Fast forward 14 years to February 11, 2002.  It was a Monday just like any other Monday.  I was a junior in college at VCU and life was OK.  I had weathered quite a few personal dilemmas through the past few years but all had made me stronger.  I was 5 days away from a milestone birthday that all college students look forward to, my 21st birthday.  The phone rang early that morning and my life was changed forever.  My memories of that phone call will stay with me as long as I live.  My Daddy had passed away.  It was not expected.  He had been going through a rough time but medically speaking there were no signs that prepared me for this call.  Actually, to say that my life was changed forever feels like an understatement.  The next few hours/days/weeks seem like a blur but incredibly clear at the same time.  My friends, new and old, as well as family were there for me in ways that I could never thank them enough. 

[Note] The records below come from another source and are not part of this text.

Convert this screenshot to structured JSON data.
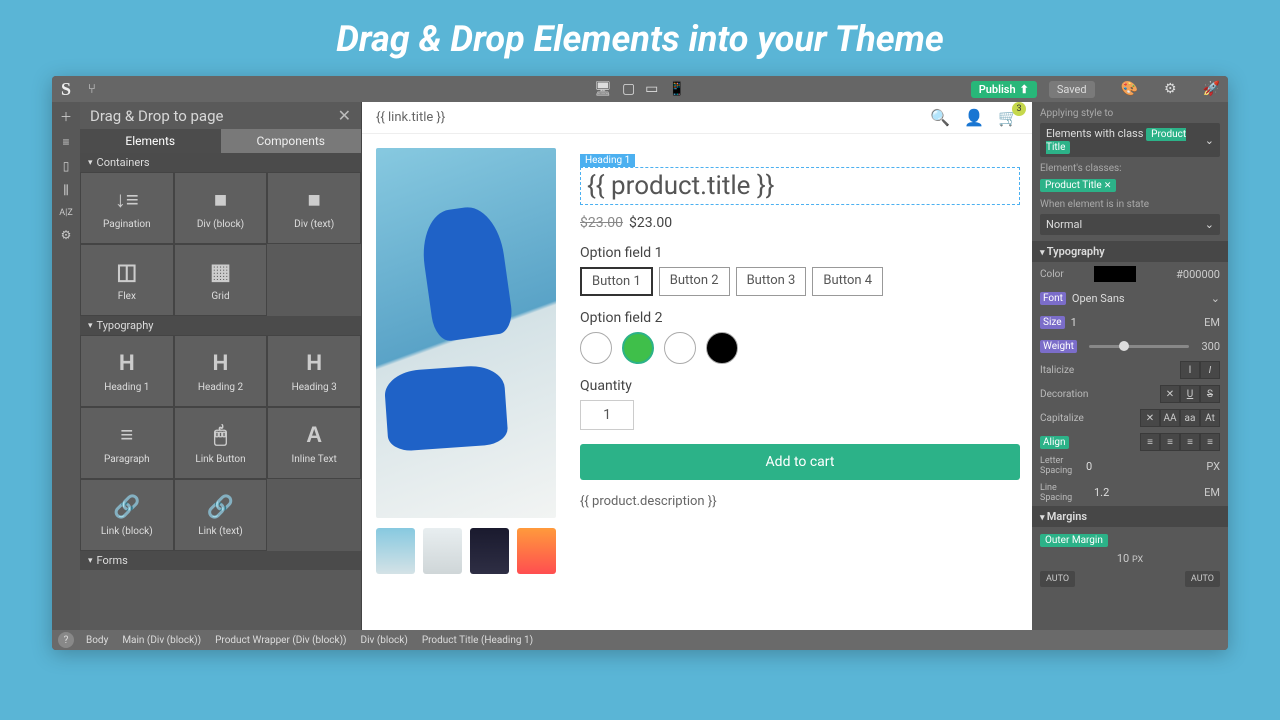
{
  "hero_title": "Drag & Drop Elements into your Theme",
  "topbar": {
    "publish": "Publish",
    "saved": "Saved"
  },
  "leftpanel": {
    "title": "Drag & Drop to page",
    "tabs": {
      "elements": "Elements",
      "components": "Components"
    },
    "sections": {
      "containers": "Containers",
      "typography": "Typography",
      "forms": "Forms"
    },
    "items": {
      "pagination": "Pagination",
      "div_block": "Div (block)",
      "div_text": "Div (text)",
      "flex": "Flex",
      "grid": "Grid",
      "heading1": "Heading 1",
      "heading2": "Heading 2",
      "heading3": "Heading 3",
      "paragraph": "Paragraph",
      "link_button": "Link Button",
      "inline_text": "Inline Text",
      "link_block": "Link (block)",
      "link_text": "Link (text)"
    }
  },
  "canvas": {
    "link_title": "{{ link.title }}",
    "cart_badge": "3",
    "heading_tag": "Heading 1",
    "product_title": "{{ product.title }}",
    "price_old": "$23.00",
    "price_new": "$23.00",
    "option1_label": "Option field 1",
    "option_buttons": [
      "Button 1",
      "Button 2",
      "Button 3",
      "Button 4"
    ],
    "option2_label": "Option field 2",
    "swatch_colors": [
      "#ffffff",
      "#3fbf4a",
      "#ffffff",
      "#000000"
    ],
    "quantity_label": "Quantity",
    "quantity_value": "1",
    "add_to_cart": "Add to cart",
    "description": "{{ product.description }}"
  },
  "inspector": {
    "applying_to": "Applying style to",
    "elements_with_class": "Elements with class",
    "class_tag": "Product Title",
    "element_classes_label": "Element's classes:",
    "state_label": "When element is in state",
    "state_value": "Normal",
    "typography_hdr": "Typography",
    "color_label": "Color",
    "color_value": "#000000",
    "font_label": "Font",
    "font_value": "Open Sans",
    "size_label": "Size",
    "size_value": "1",
    "size_unit": "EM",
    "weight_label": "Weight",
    "weight_value": "300",
    "italicize_label": "Italicize",
    "decoration_label": "Decoration",
    "capitalize_label": "Capitalize",
    "cap_opts": [
      "AA",
      "aa",
      "At"
    ],
    "align_label": "Align",
    "letter_spacing_label": "Letter Spacing",
    "letter_spacing_value": "0",
    "letter_spacing_unit": "PX",
    "line_spacing_label": "Line Spacing",
    "line_spacing_value": "1.2",
    "line_spacing_unit": "EM",
    "margins_hdr": "Margins",
    "outer_margin": "Outer Margin",
    "margin_value": "10",
    "margin_unit": "PX",
    "auto": "AUTO"
  },
  "breadcrumb": [
    "Body",
    "Main (Div (block))",
    "Product Wrapper (Div (block))",
    "Div (block)",
    "Product Title (Heading 1)"
  ]
}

As I sit here today and look back on the events in my life that happened today, I know that they have both helped to shape me and form me into the person that I am now.  I learned strength, humility, forgiveness, love and respect.  I look back at how brave my aunt was during her battle with her illness and know that I learned how to be brave from her.  I look back at my family's ability to pull together during my aunt's battle and know that this laid the ground work for me to pull on my family during the loss of my father.  Most importantly, both of these events taught me to cherish everyday and every second that I have with my loved ones, because you never know when it will be your last.  This is not always the easiest of things to remember, especially with two young children in tow. Don't get me wrong, there are moments when they try every bit of patience in my body.  And others where they pluck me down to my last nerve.  But even in those situations, I am able to find the joy, the fun and keep my sense of humor. 

Today, I am thankful to God that my aunt is here for my family.  She has been my rock through many happy and tumultuous times. 

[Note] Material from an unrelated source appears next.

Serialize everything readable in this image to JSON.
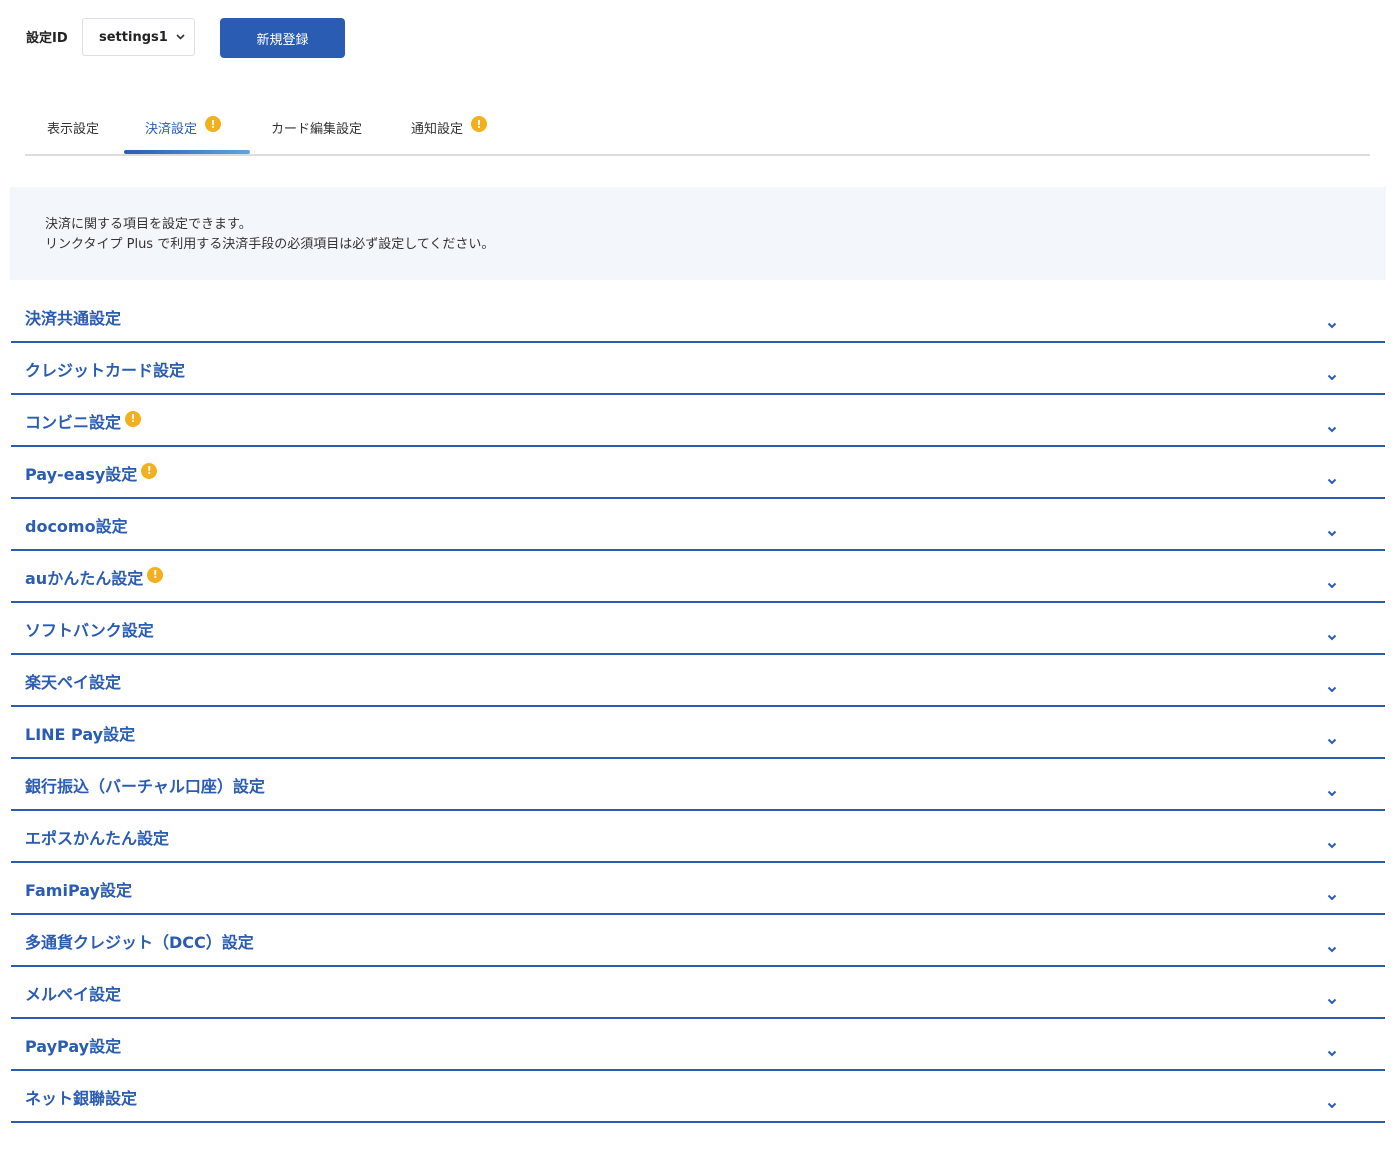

Today, I miss my Daddy as much as I did 10 years ago.  I hope that I have made him proud with where I am in my life and with what I have made of myself.  I hope that he sees my family and smiles, especially little Benjamin, named for him. 

But most of all, I am thankful that God taught me the lessons that he did, so that I am able to appreciate all of the blessings he has granted me.  Despite today's history, I am thankful.